O principal alvo eram aposentados, pensionistas, militares e servidores de modo geral, que possuem margem maior no consignado, modalidade na qual o desconto é feito na folha de pagamento. O acordo funcionava assim: o cliente era convencido a repassar o valor obtido à empresa, que se comprometia, mediante um termo de "negociação de dívida", a assumir as prestações, quitando o montante total após seis meses, que podiam ser renováveis por outros seis. Em alguns casos, os aportes eram feitos com recursos próprios.

Além disso, um rendimento sobre o valor do empréstimo, em geral de 12% dividido em seis vezes, era entregue mensalmente ao contratante. Não havia, em nenhuma cláusula dos contratos aos quais o Globo teve acesso, qualquer referência às transações que eram realizadas para garantir a lucratividade da operação.

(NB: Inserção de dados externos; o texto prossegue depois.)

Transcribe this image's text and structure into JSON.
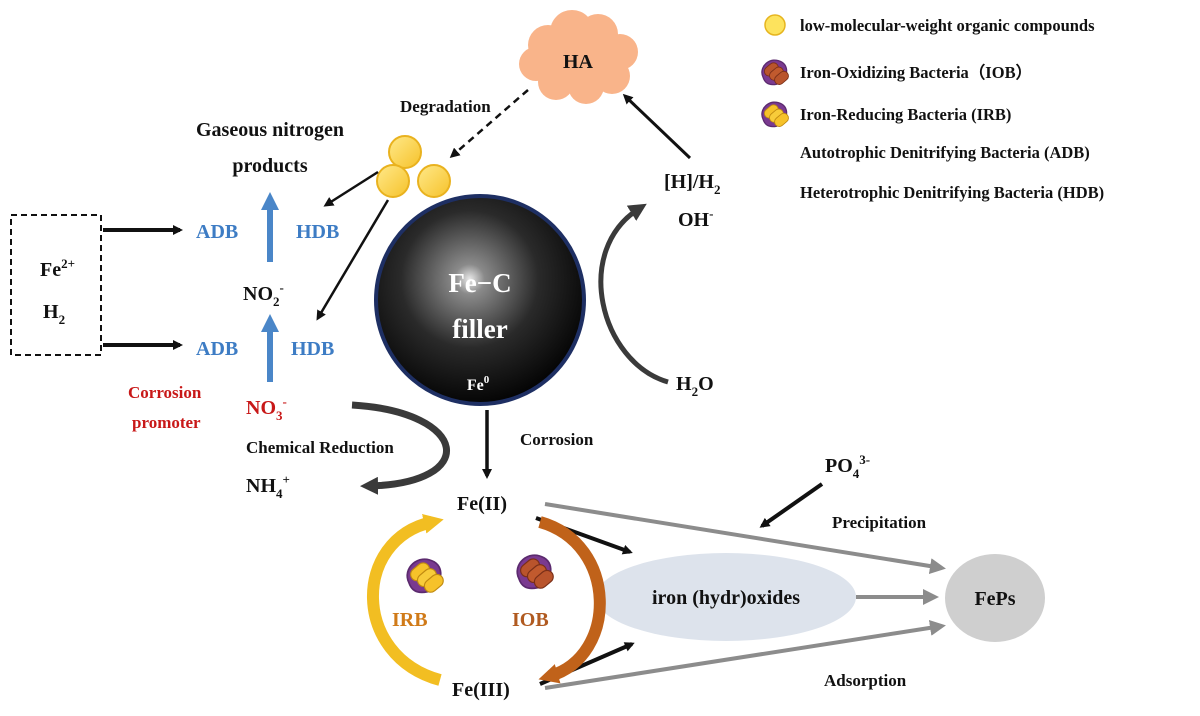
{
  "legend": {
    "lmw": "low-molecular-weight organic compounds",
    "iob": "Iron-Oxidizing Bacteria（IOB）",
    "irb": "Iron-Reducing Bacteria (IRB)",
    "adb": "Autotrophic Denitrifying Bacteria (ADB)",
    "hdb": "Heterotrophic Denitrifying Bacteria (HDB)"
  },
  "labels": {
    "ha": "HA",
    "degradation": "Degradation",
    "gaseous_line1": "Gaseous nitrogen",
    "gaseous_line2": "products",
    "h_h2_main": "[H]/H",
    "h_h2_sub": "2",
    "oh_main": "OH",
    "oh_sup": "-",
    "fe2_main": "Fe",
    "fe2_sup": "2+",
    "h2_main": "H",
    "h2_sub": "2",
    "adb": "ADB",
    "hdb": "HDB",
    "no2_main": "NO",
    "no2_sub": "2",
    "no2_sup": "-",
    "fec_line1": "Fe−C",
    "fec_line2": "filler",
    "fe0_main": "Fe",
    "fe0_sup": "0",
    "h2o_main": "H",
    "h2o_sub": "2",
    "h2o_end": "O",
    "corrosion_promoter_line1": "Corrosion",
    "corrosion_promoter_line2": "promoter",
    "no3_main": "NO",
    "no3_sub": "3",
    "no3_sup": "-",
    "chemical_reduction": "Chemical Reduction",
    "nh4_main": "NH",
    "nh4_sub": "4",
    "nh4_sup": "+",
    "corrosion": "Corrosion",
    "po4_main": "PO",
    "po4_sub": "4",
    "po4_sup": "3-",
    "precipitation": "Precipitation",
    "fe_ii": "Fe(II)",
    "fe_iii": "Fe(III)",
    "iron_oxides": "iron (hydr)oxides",
    "feps": "FePs",
    "irb": "IRB",
    "iob": "IOB",
    "adsorption": "Adsorption"
  },
  "colors": {
    "blue_text": "#3d7cc4",
    "red_text": "#c81818",
    "ha_cloud": "#f9b48a",
    "lmw_circle": "#fde35d",
    "sphere_rim": "#1e2f63",
    "irb_arrow": "#f2be22",
    "iob_arrow": "#c0621a",
    "gray_arrow": "#8c8c8c",
    "oxides_ellipse": "#dde3ec",
    "feps_circle": "#cfcfcf"
  }
}
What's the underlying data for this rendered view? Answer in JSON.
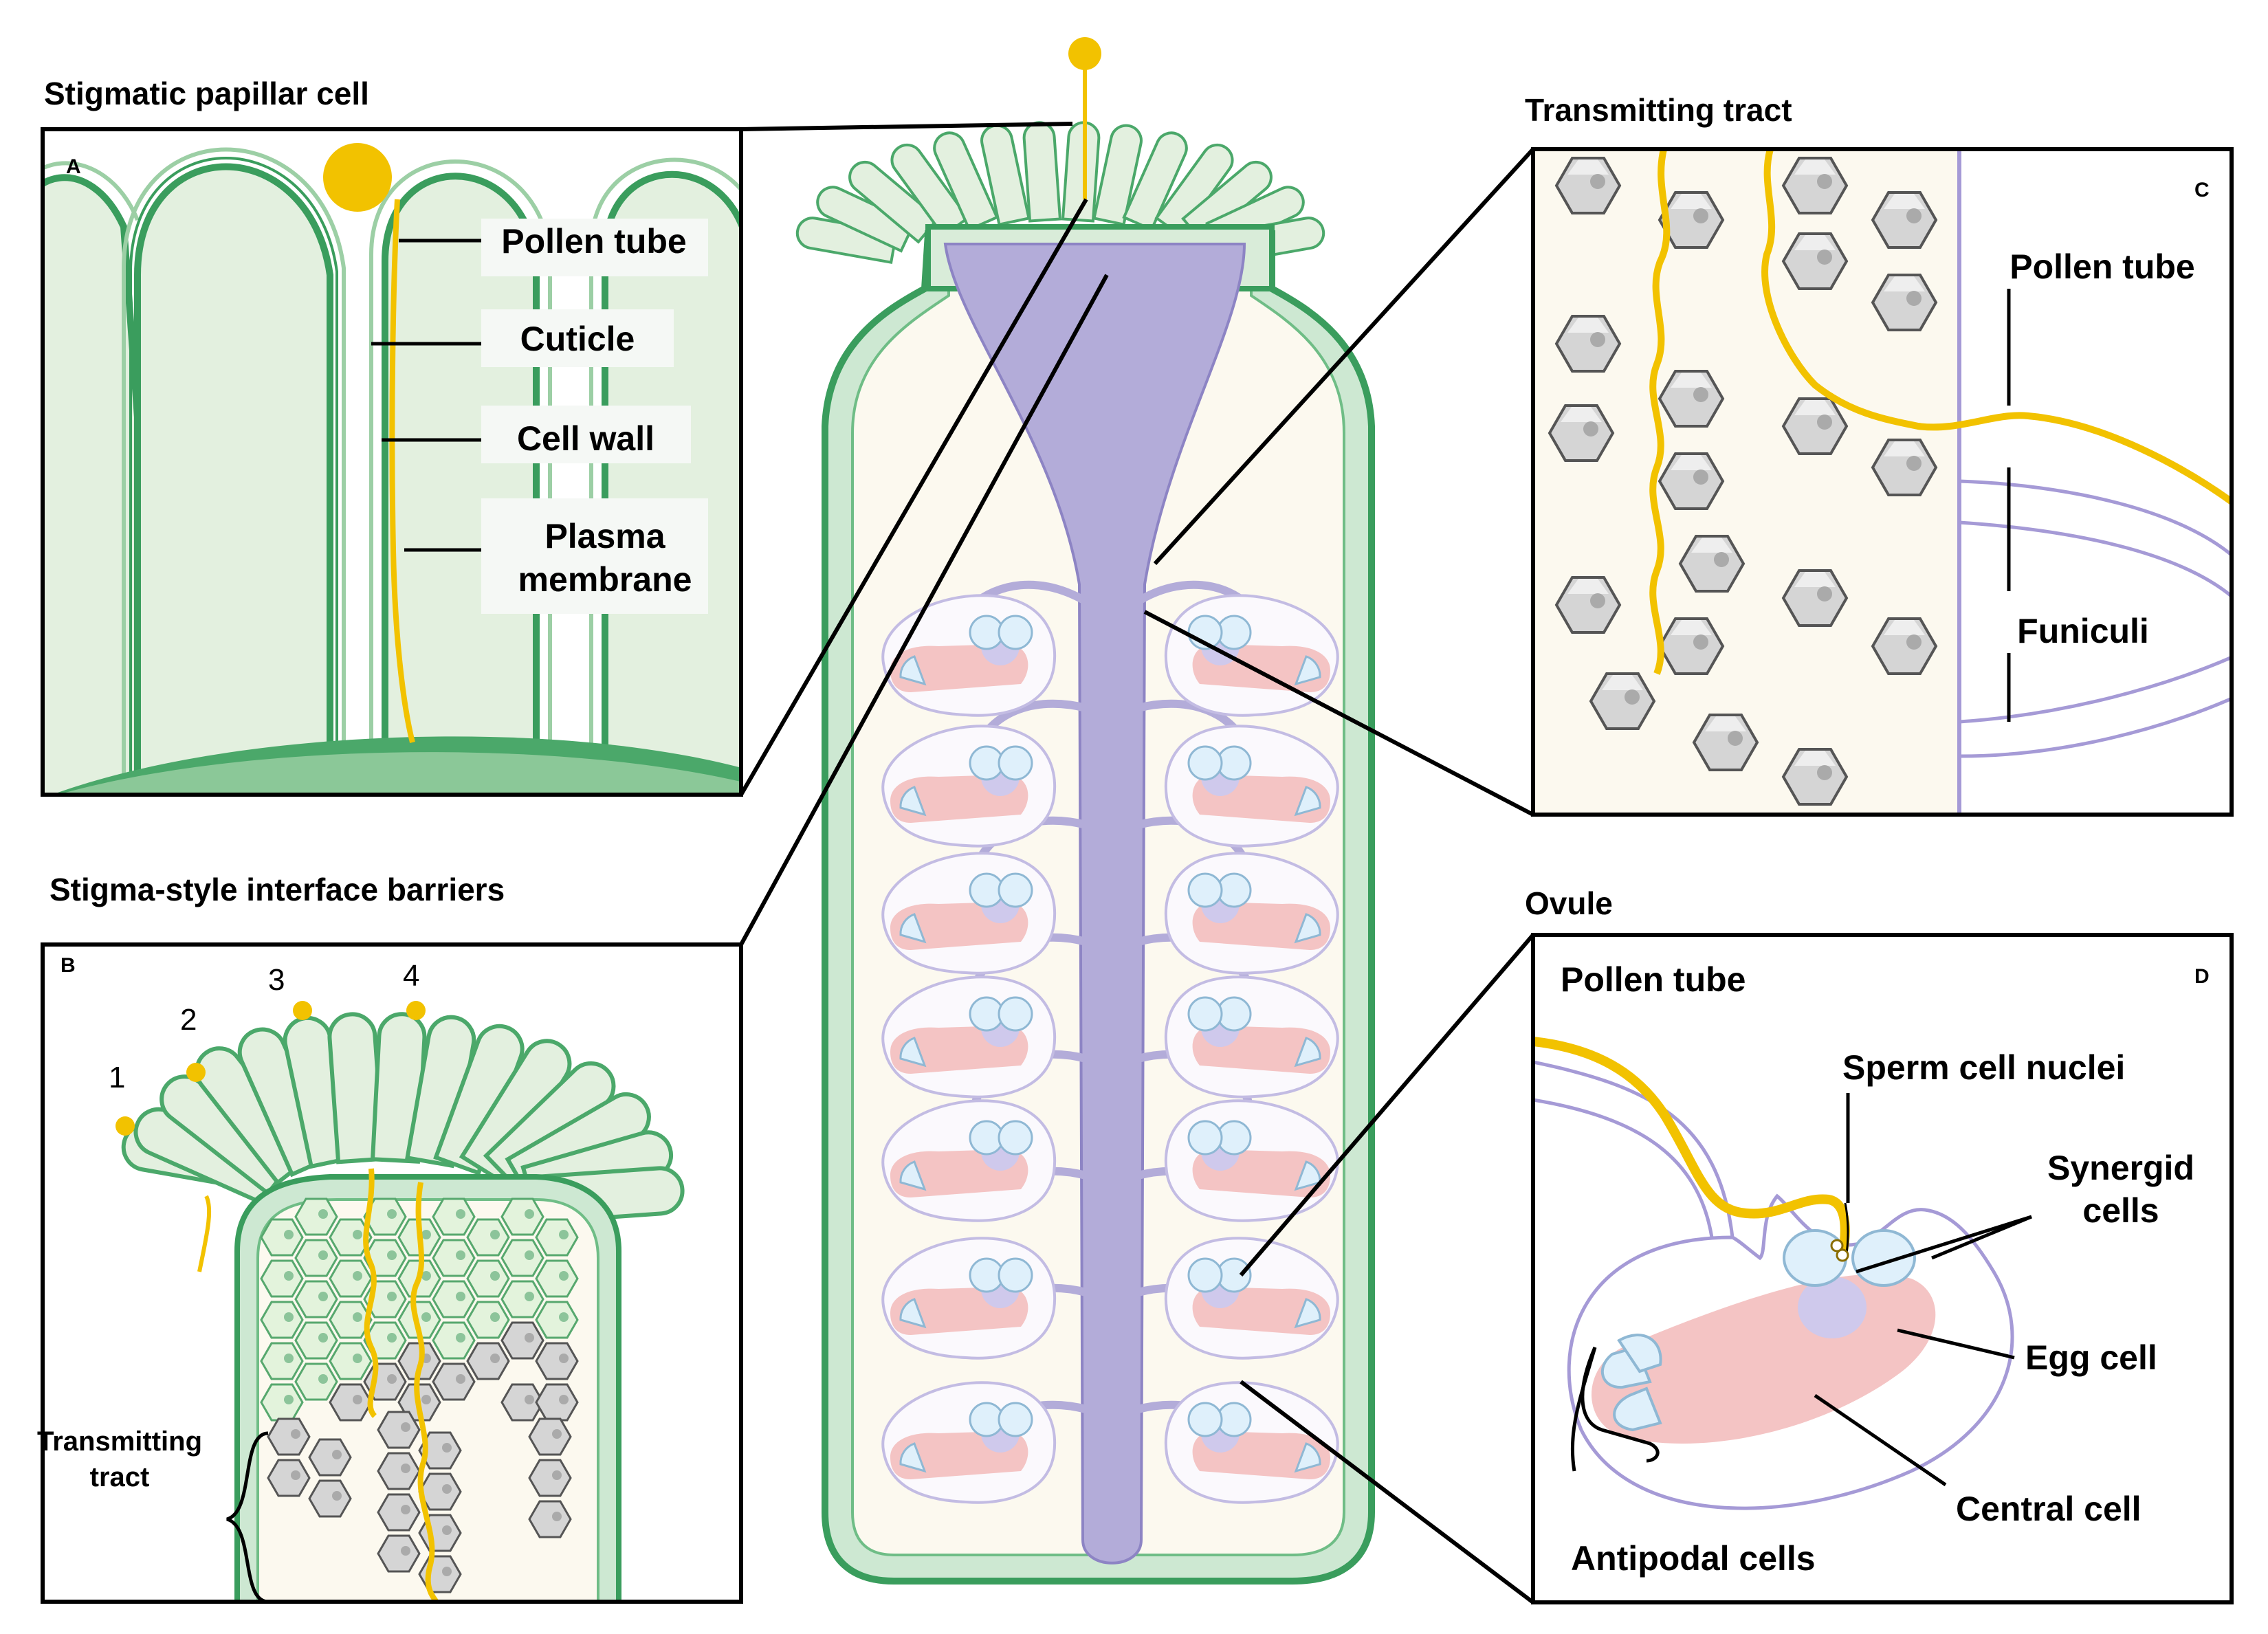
{
  "colors": {
    "cell_fill": "#e3f0df",
    "cell_outline": "#3a9d5d",
    "style_purple": "#b3acd9",
    "ovule_pink": "#f4c4c4",
    "pollen": "#f2c200",
    "hex_fill": "#d5d5d5",
    "tract_bg": "#fcf9ef"
  },
  "panel_a": {
    "heading": "Stigmatic papillar cell",
    "tag": "A",
    "labels": [
      "Pollen tube",
      "Cuticle",
      "Cell wall",
      "Plasma",
      "membrane"
    ]
  },
  "panel_b": {
    "heading": "Stigma-style interface barriers",
    "tag": "B",
    "numbers": [
      "1",
      "2",
      "3",
      "4"
    ],
    "tract_label": [
      "Transmitting",
      "tract"
    ]
  },
  "panel_c": {
    "heading": "Transmitting tract",
    "tag": "C",
    "labels": [
      "Pollen tube",
      "Funiculi"
    ]
  },
  "panel_d": {
    "heading": "Ovule",
    "tag": "D",
    "labels": [
      "Pollen tube",
      "Sperm cell nuclei",
      "Synergid",
      "cells",
      "Egg cell",
      "Central cell",
      "Antipodal cells"
    ]
  }
}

Yuri é acusado de vincular o AutiBank a um esquema nos mesmos moldes no Ceará, baseado em acordos associados aos empréstimos. Ao indiciar 12 pessoas, a polícia chegou a pedir a prisão preventiva de três delas, entre os quais o próprio Yuri, todos apontados como "o comando da aludida organização criminosa". Para justificar a medida, foi citada a "urgente necessidade de garantia da ordem pública e para assegurar a aplicação da lei". Embora tenha apontado, em declaração ao Globo, que o niteroiense "é um dos mentores do esquema", o Ministério Público cearense não concordou com a prisão, por entender "que não estavam presentes os requisitos".